Pages

Wednesday, April 8, 2015

Learn about WW2 “The Fighting Filipinos” Propaganda Art for Araw ng Kagitingan (Day of Valor) 2015



9 April 2015 is the 73rd anniversary of the Fall of Bataan in 1942. Sealed in blood the permanent ties of friendship and cooperation between the Philippines and the United States. We commemorate the memory of the gallant Filipino and American soldiers as well as civilians, who fought and died side by side in the defense of Democracy.

On view for our ongoing exhibit PROPAGANDA is the powerful image painted by Manuel Rey Isip in 1943 to rally all Filipino soldiers and civilians with the defiant cry, “we will always fight for freedom!"

MANUEL REY ISIP
The Fighting Filipinos
Ink on paper (poster)
1943
Lopez Museum and Library Collection



Mr. Norman Sison writing for Vera Files: The year was 1944. It had been two years since 100,000 Filipino and American troops in Bataan and Corregidor surrendered to an invading Japanese army. Filipinos have been waiting for General Douglas MacArthur to fulfill his famous “I shall return” pledge and liberate the Philippines, then a US colony.
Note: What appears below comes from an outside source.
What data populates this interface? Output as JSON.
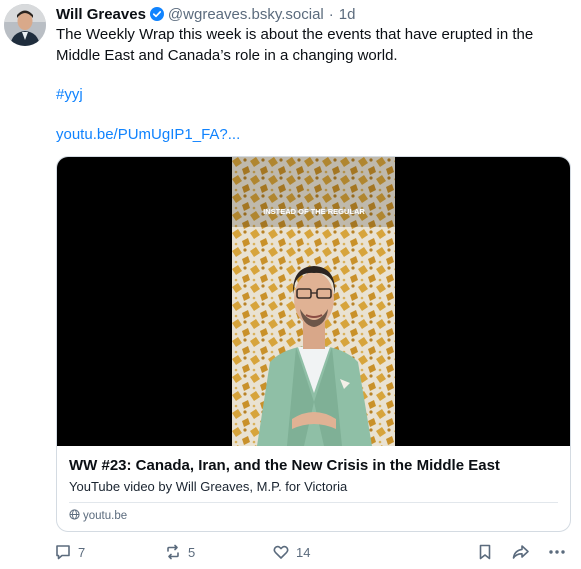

Over 200,000 guerrillas have been working behind enemy lines, continuing the resistance.

To keep the Filipinos’ spirits up, the Philippine commonwealth government, in exile in the United States, commissioned a poster. The task fell on a Filipino immigrant, Manuel Rey Isip, who left the Philippines in 1925 and settled in New York City. A talented artist, Isip drew illustrations for newspapers and movie posters for Columbia Pictures and 20th Century Fox.

The result was a propaganda poster, measuring 27 by 41 inches, that would make Isip famous. It depicts a wounded Filipino soldier about to hurl a grenade. With his left hand he holds aloft a Philippine flag — tattered but defiant — with the red field up, signifying that the country is in a state of war.

Fifteen thousand copies of “The Fighting Filipinos” poster were smuggled into the Philippines. It was quickly welcomed, especially by guerrilla groups, for it embodied the Filipino spirit of freedom.

Read more at Vera Files


PROPAGANDA (6 February to 30 May) commemorates the 70th Anniversary of the Battle of Manila and the 70th Anniversary of the End of World War II in 2015.

Through the activation of an integral segment of the Lopez Museum and Library’s collection, the World War II propaganda, and election-related archival materials, Propaganda fleshes out the idea of myth-making and its ability to inspire change in society, and conversely, the formation of a fantasy or outright fallacy packaged as a promise that never gets fulfilled.

Propaganda brings together works of featured artists Nune Alvarado, Santiago Bose, Joey Cobcobo, Don M. Salubayba, and Alvin Yapan along with a selection from the museum and library’s collection of Juan Luna, Félix Resurrección Hidalgo, National Artists Napoleon Abueva, Fernando Amorsolo, Jose Joya, Cesar Legaspi, and J. Elizalde Navarro.